For treatment of Varicella zoster virus infections in patients with significantly impaired immunity, ACYCLOVIR-DARNYTSIA is recommended at the following doses: in severe renal impairment (creatinine clearance less than 10 mL/min) – 800 mg twice daily at approximately 12-hour intervals; in moderate renal impairment (creatinine clearance 10–25 mL/min) – 800 mg three times daily at approximately 8-hour intervals.
Elderly patients.
ACYCLOVIR-DARNYTSIA should be administered with caution. Adequate hydration of the body should be maintained.
Renal function impairment should be considered in elderly patients, and the dose of the medicinal product should be adjusted accordingly.
Children.
ACYCLOVIR-DARNYTSIA is indicated for children aged 2 years and older.
Overdose.
Symptoms. Acyclovir is only partially absorbed from the gastrointestinal tract. Accidental ingestion of up to 20 g of acyclovir has been reported without toxic effects.
In cases of accidental oral acyclovir overdose over several days, the following symptoms may occur: gastrointestinal (nausea, vomiting) and neurological (headache, confusion).
In cases of intravenous acyclovir overdose, serum creatinine levels increase, leading to renal failure. Neurological manifestations of overdose may include confusion, hallucinations, agitation, seizures, and coma.
Treatment: Patients should be examined for signs of intoxication and receive symptomatic therapy. In severe cases, hemodialysis should be performed.
Adverse reactions.
The adverse effects listed below are classified by system organ class and frequency of occurrence. Frequency categories: very common ≥ 1/10, common ≥ 1/100 and < 1/10, uncommon ≥ 1/1,000 and < 1/100, rare ≥ 1/10,000 and < 1/1,000, very rare < 1/10,000.
Respiratory, thoracic and mediastinal disorders: rare – dyspnoea.
Gastrointestinal disorders: rare – nausea, vomiting, diarrhoea, abdominal pain, decreased appetite, gastritis, dysphagia.
Hepatobiliary disorders: rare – transient increase in liver enzyme activity and bilirubin levels; very rare – jaundice, hepatitis.
Renal and urinary disorders: rare – increased blood urea and creatinine concentrations; very rare – acute renal failure, renal pain.
Renal pain may be associated with renal impairment and crystalluria.
Nervous system disorders: common – headache, dizziness; very rare – psychomotor agitation, confusion, tremor, ataxia, dysarthria, hallucinations, psychotic symptoms, seizures, somnolence, encephalopathy, coma.
The above-mentioned symptoms are in most cases reversible and are mainly observed in patients with renal impairment or other predisposing factors (see section "Special precautions").

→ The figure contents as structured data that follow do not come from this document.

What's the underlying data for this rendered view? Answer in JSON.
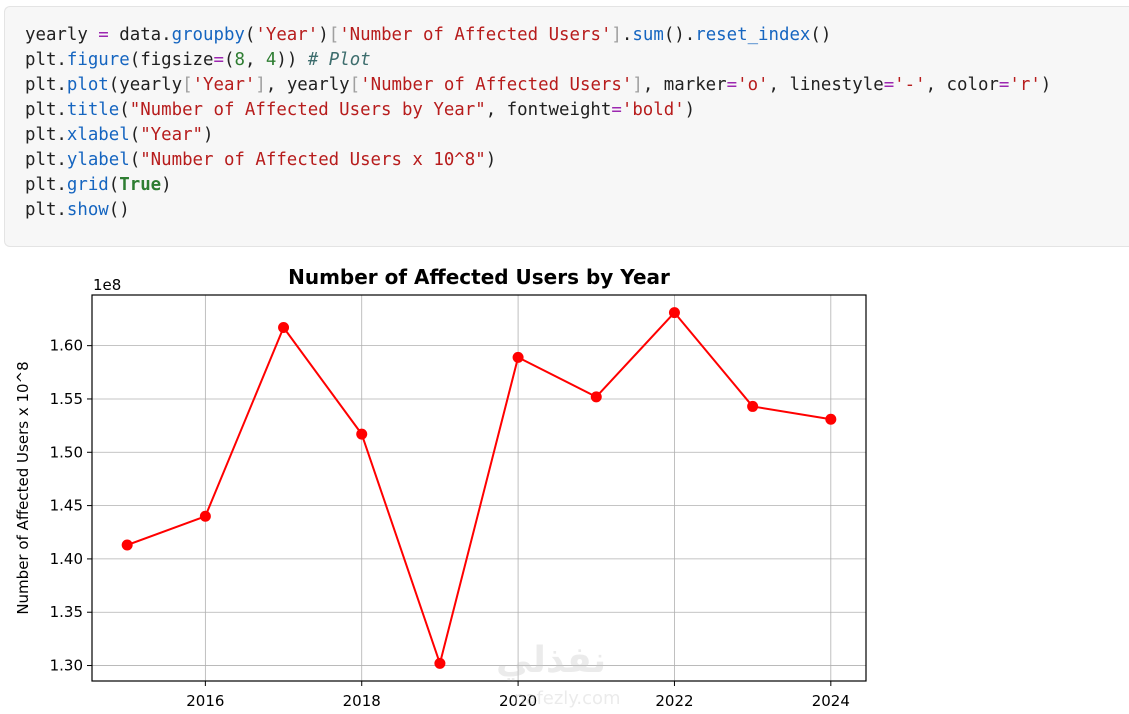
{
  "code_cell": {
    "lines": [
      [
        [
          "p",
          "yearly "
        ],
        [
          "o",
          "="
        ],
        [
          "p",
          " data."
        ],
        [
          "f",
          "groupby"
        ],
        [
          "p",
          "("
        ],
        [
          "s",
          "'Year'"
        ],
        [
          "p",
          ")"
        ],
        [
          "b",
          "["
        ],
        [
          "s",
          "'Number of Affected Users'"
        ],
        [
          "b",
          "]"
        ],
        [
          "p",
          "."
        ],
        [
          "f",
          "sum"
        ],
        [
          "p",
          "()."
        ],
        [
          "f",
          "reset_index"
        ],
        [
          "p",
          "()"
        ]
      ],
      [
        [
          "p",
          "plt."
        ],
        [
          "f",
          "figure"
        ],
        [
          "p",
          "(figsize"
        ],
        [
          "o",
          "="
        ],
        [
          "p",
          "("
        ],
        [
          "n",
          "8"
        ],
        [
          "p",
          ", "
        ],
        [
          "n",
          "4"
        ],
        [
          "p",
          "))"
        ],
        [
          "p",
          " "
        ],
        [
          "c",
          "# Plot"
        ]
      ],
      [
        [
          "p",
          "plt."
        ],
        [
          "f",
          "plot"
        ],
        [
          "p",
          "(yearly"
        ],
        [
          "b",
          "["
        ],
        [
          "s",
          "'Year'"
        ],
        [
          "b",
          "]"
        ],
        [
          "p",
          ", yearly"
        ],
        [
          "b",
          "["
        ],
        [
          "s",
          "'Number of Affected Users'"
        ],
        [
          "b",
          "]"
        ],
        [
          "p",
          ", marker"
        ],
        [
          "o",
          "="
        ],
        [
          "s",
          "'o'"
        ],
        [
          "p",
          ", linestyle"
        ],
        [
          "o",
          "="
        ],
        [
          "s",
          "'-'"
        ],
        [
          "p",
          ", color"
        ],
        [
          "o",
          "="
        ],
        [
          "s",
          "'r'"
        ],
        [
          "p",
          ")"
        ]
      ],
      [
        [
          "p",
          "plt."
        ],
        [
          "f",
          "title"
        ],
        [
          "p",
          "("
        ],
        [
          "s",
          "\"Number of Affected Users by Year\""
        ],
        [
          "p",
          ", fontweight"
        ],
        [
          "o",
          "="
        ],
        [
          "s",
          "'bold'"
        ],
        [
          "p",
          ")"
        ]
      ],
      [
        [
          "p",
          "plt."
        ],
        [
          "f",
          "xlabel"
        ],
        [
          "p",
          "("
        ],
        [
          "s",
          "\"Year\""
        ],
        [
          "p",
          ")"
        ]
      ],
      [
        [
          "p",
          "plt."
        ],
        [
          "f",
          "ylabel"
        ],
        [
          "p",
          "("
        ],
        [
          "s",
          "\"Number of Affected Users x 10^8\""
        ],
        [
          "p",
          ")"
        ]
      ],
      [
        [
          "p",
          "plt."
        ],
        [
          "f",
          "grid"
        ],
        [
          "p",
          "("
        ],
        [
          "k",
          "True"
        ],
        [
          "p",
          ")"
        ]
      ],
      [
        [
          "p",
          "plt."
        ],
        [
          "f",
          "show"
        ],
        [
          "p",
          "()"
        ]
      ]
    ]
  },
  "chart_data": {
    "type": "line",
    "title": "Number of Affected Users by Year",
    "xlabel": "",
    "ylabel": "Number of Affected Users x 10^8",
    "offset_text": "1e8",
    "x": [
      2015,
      2016,
      2017,
      2018,
      2019,
      2020,
      2021,
      2022,
      2023,
      2024
    ],
    "series": [
      {
        "values": [
          1.413,
          1.44,
          1.617,
          1.517,
          1.302,
          1.589,
          1.552,
          1.631,
          1.543,
          1.531
        ],
        "color": "#ff0000",
        "marker": "circle",
        "linestyle": "solid"
      }
    ],
    "xticks": [
      2016,
      2018,
      2020,
      2022,
      2024
    ],
    "xtick_labels": [
      "2016",
      "2018",
      "2020",
      "2022",
      "2024"
    ],
    "yticks": [
      1.3,
      1.35,
      1.4,
      1.45,
      1.5,
      1.55,
      1.6
    ],
    "ytick_labels": [
      "1.30",
      "1.35",
      "1.40",
      "1.45",
      "1.50",
      "1.55",
      "1.60"
    ],
    "xlim": [
      2014.55,
      2024.45
    ],
    "ylim": [
      1.2855,
      1.6475
    ],
    "grid": true
  },
  "watermark": {
    "arabic": "نفذلي",
    "latin": "nafezly.com"
  }
}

Cardiac disorders: rare – palpitations, chest pain.
Blood and lymphatic system disorders: very rare – anaemia, leucopenia, thrombocytopenia.
Immune system disorders: rare – hypersensitivity reactions, including angioneurotic oedema, anaphylactic reactions.

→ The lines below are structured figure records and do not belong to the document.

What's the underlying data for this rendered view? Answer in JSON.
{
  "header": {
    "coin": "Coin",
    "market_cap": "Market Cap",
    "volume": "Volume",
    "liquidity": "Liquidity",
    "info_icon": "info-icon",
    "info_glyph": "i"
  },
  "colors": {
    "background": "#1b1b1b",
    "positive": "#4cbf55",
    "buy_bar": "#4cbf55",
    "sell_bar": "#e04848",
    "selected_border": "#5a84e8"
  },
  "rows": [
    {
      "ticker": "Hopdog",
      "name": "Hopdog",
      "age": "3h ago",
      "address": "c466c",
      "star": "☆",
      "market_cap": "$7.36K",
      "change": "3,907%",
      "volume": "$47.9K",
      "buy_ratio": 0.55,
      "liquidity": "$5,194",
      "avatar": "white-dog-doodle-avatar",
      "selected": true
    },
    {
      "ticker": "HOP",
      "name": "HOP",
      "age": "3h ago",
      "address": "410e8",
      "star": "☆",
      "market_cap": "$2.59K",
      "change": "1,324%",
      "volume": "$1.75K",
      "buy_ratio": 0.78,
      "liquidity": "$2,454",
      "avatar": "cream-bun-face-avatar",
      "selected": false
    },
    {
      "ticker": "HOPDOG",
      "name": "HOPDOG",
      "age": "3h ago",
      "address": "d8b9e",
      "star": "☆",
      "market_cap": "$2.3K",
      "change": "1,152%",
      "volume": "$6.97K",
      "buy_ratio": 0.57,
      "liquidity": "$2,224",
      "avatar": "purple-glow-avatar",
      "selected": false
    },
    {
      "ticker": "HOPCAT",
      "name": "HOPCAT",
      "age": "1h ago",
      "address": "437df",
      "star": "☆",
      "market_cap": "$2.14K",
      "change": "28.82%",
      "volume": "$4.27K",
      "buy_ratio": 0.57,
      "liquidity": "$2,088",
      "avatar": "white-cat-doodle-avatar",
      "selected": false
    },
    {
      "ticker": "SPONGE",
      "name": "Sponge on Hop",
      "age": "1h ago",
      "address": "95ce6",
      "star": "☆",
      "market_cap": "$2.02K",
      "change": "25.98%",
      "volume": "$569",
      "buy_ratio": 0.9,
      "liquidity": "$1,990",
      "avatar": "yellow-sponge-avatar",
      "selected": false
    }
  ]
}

Skin and subcutaneous tissue disorders: common – rash, pruritus, photosensitivity; uncommon – hyperaemia, urticaria, alopecia.
Since hair loss may be associated with a wide variety of diseases and use of medicinal products, a clear link with acyclovir administration has not been established.
General disorders and administration site conditions: common – fatigue, fever.
Shelf life.
3 years.
Storage conditions.
Store in the original packaging at a temperature not exceeding 25 °C.
Keep out of the reach of children.
Packaging.
10 tablets in a blister pack; 2 blisters per carton.
Prescription status.
Prescription only.
Manufacturer.
JSC "Pharmaceutical Company "Darnytsia".
Manufacturer's address and place of business.
13, Boryspylska Street, Kyiv, 02093, Ukraine.